Comment #0 by bearophile_hugs — 2011-09-02T03:11:35Z
In the std.random module I suggest to use Xorshift as default generator (the one used when a generator is not specified, like in uniform(0,5)).
Two or three times I have had to hunt for performance problems in D code, and in the end the cause was the high-quality but slow Mersenne Twister used on default. Replacing it with the Xorshift has solved my problems, because it is significantly faster. And the quality of numbers generated by Xorshift was enough for all my purposes, it's better than the linear congruences generator.
The disadvantage of using Xorshift on default is that where you need really high quality random numbers, the default is not enough any more. But I think such situations are not common. If in your code you need very high quality random numbers, then I think you know it, and you know to use the Mersenne Twister (or even better).
Comment #1 by joseph.wakeling — 2013-07-05T06:58:35Z
Have to register a disagreement here. The default behaviour should be statistically reliable -- choosing a faster but lower-quality RNG should be done advisedly. We shouldn't reproduce the awful situation of C/C++ where the default RNG is awful and users have to be educated to avoid it.
However, we could think about easy ways to specify the default RNG type Random at compile-time.
Comment #2 by monarchdodra — 2013-07-05T07:41:11Z
MersenneTwister is supposed to be fast though...
I think the problem could have something to do with the whole "PRNG value semantic" fiasco:
pragma(msg, Mt19937.sizeof); //2504u
pragma(msg, Xorshift.sizeof); //16u
The mersenne twister range has a size of 2.5 KB (!)
The performance penalty most probably comes from passing it (by value) to algorithms or whatnot.
I know for a fact this *will* cause significant slowdown.

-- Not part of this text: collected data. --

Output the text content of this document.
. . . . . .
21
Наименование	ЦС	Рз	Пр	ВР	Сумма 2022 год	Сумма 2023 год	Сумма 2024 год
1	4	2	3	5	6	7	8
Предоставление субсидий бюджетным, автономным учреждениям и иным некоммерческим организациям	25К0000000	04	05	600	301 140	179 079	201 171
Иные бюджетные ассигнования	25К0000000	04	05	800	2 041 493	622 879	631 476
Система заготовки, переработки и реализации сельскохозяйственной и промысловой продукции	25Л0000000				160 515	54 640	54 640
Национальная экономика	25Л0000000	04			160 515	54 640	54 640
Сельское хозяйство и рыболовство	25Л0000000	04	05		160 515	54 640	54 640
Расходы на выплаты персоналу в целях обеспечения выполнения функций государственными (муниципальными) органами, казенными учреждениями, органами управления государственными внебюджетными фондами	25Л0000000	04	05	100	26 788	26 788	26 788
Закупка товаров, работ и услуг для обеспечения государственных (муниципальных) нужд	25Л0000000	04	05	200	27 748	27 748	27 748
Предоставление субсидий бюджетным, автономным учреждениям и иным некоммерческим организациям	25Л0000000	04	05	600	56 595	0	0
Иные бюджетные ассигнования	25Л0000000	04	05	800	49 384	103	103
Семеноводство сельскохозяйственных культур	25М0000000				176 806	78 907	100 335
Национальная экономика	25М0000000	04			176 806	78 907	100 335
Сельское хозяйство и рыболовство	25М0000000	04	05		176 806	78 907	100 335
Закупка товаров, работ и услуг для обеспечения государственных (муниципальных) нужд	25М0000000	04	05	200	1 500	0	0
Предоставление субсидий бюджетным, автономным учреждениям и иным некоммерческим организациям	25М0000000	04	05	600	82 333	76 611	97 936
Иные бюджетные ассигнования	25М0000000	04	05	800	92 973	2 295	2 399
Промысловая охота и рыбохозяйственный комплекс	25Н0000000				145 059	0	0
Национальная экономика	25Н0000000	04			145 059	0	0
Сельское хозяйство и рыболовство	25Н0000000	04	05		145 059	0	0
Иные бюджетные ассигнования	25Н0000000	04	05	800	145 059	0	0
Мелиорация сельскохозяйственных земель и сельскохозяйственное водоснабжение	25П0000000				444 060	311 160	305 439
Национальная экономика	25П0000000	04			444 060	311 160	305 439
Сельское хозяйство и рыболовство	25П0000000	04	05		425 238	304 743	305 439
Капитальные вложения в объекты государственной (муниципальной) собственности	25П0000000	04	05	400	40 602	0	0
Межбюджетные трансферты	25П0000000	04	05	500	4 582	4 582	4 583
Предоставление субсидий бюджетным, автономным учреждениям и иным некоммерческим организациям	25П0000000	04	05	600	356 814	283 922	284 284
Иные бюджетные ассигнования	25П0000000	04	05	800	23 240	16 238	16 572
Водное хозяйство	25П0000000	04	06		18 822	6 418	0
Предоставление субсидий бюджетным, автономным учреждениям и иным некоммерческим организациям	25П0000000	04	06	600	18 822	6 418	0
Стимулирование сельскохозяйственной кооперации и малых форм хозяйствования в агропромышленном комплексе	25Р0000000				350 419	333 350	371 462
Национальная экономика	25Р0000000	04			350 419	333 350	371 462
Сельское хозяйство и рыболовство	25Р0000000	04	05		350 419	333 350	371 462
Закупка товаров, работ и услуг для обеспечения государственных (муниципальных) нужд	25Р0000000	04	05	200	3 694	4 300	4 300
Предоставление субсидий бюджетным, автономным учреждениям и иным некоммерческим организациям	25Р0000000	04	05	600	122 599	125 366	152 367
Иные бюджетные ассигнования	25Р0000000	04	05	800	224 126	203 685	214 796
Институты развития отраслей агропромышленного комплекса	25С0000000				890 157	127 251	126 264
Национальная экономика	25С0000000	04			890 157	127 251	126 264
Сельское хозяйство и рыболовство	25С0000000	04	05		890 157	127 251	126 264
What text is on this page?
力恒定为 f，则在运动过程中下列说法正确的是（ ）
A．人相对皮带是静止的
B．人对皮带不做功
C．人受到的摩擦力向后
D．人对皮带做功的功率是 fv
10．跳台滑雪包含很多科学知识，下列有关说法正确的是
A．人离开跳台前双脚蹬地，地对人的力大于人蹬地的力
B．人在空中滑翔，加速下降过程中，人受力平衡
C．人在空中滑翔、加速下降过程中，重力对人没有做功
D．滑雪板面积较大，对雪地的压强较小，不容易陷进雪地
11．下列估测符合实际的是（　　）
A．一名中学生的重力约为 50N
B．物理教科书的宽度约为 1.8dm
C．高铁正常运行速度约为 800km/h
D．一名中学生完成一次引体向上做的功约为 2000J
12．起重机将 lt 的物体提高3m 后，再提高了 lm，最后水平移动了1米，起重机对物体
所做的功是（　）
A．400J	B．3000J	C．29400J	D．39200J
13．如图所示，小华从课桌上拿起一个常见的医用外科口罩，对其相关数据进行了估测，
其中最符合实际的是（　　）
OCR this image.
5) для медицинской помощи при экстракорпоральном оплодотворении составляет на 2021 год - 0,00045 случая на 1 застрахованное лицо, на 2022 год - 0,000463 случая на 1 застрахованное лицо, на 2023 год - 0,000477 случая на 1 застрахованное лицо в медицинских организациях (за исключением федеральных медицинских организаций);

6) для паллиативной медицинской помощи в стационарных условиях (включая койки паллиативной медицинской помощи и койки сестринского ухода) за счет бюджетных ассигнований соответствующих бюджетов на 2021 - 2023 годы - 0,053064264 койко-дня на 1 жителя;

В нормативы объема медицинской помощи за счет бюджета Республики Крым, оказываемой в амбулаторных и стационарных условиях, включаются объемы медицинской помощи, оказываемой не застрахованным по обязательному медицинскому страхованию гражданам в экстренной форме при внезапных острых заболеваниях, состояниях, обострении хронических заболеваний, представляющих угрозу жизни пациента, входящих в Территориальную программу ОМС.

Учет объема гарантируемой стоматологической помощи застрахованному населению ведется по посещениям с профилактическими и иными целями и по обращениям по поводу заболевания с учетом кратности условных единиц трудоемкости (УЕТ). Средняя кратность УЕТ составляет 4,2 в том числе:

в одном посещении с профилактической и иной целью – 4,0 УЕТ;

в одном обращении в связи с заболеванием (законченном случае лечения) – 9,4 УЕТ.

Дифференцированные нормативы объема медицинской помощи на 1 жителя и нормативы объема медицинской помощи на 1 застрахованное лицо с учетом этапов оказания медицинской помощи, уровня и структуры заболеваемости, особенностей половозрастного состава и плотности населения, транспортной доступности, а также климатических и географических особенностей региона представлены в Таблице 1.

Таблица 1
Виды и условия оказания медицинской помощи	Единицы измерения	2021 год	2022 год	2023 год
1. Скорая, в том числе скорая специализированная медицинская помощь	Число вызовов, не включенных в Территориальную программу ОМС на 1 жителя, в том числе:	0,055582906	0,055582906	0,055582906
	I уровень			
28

I observed this while implementing a Lagged Fibonacci PRNG, whose size varies a lot. The bigger flavors of the PRNG would make the runtime grind to a halt, while the biggest versions simply stack overflowed.
----
All this to say, I think it is not the algorithm of mersenne itself that is slow, but rather the range implementation. Until this is fixed, we *may* want to change the default.
Comment #3 by joseph.wakeling — 2013-07-05T08:37:38Z
(In reply to comment #2)
> The performance penalty most probably comes from passing it (by value) to
> algorithms or whatnot.
If you're passing it by value, you have bigger problems than slowdown ... :-)
> I know for a fact this *will* cause significant slowdown. I observed this while
> implementing a Lagged Fibonacci PRNG, whose size varies a lot. The bigger
> flavors of the PRNG would make the runtime grind to a halt, while the biggest
> versions simply stack overflowed.
>
> ----
> All this to say, I think it is not the algorithm of mersenne itself that is
> slow, but rather the range implementation. Until this is fixed, we *may* want
> to change the default.
Fully agree that the real solution here is to change the RNGs to reference types. I don't think switching default to Xorshift is a good idea, though, even as a short term method. Apart from any other consideration, Issue #10550 should give us pause on that idea.
Comment #4 by bearophile_hugs — 2013-07-08T01:49:01Z
(In reply to comment #1)
> Have to register a disagreement here. The default behaviour should be
> statistically reliable -- choosing a faster but lower-quality RNG should be
> done advisedly.
> I don't think switching default to Xorshift is a good idea, though,
> even as a short term method. Apart from any other consideration, Issue
> #10550 should give us pause on that idea.
I have to agree.
Closed.
Comment #5 by joseph.wakeling — 2013-07-08T06:09:36Z
Comment #6 by bearophile_hugs — 2013-07-08T18:10:07Z
(In reply to comment #5)
> I also recently came across some further work extending MT to work with SIMD
> and GPU implementations, which might be worth looking into:
> http://www.math.sci.hiroshima-u.ac.jp/~saito/articles/sfmt.pdf
The SIMD MT seems very fit for Phobos (including its block-generation and the variant that generates directly two doubles at a time).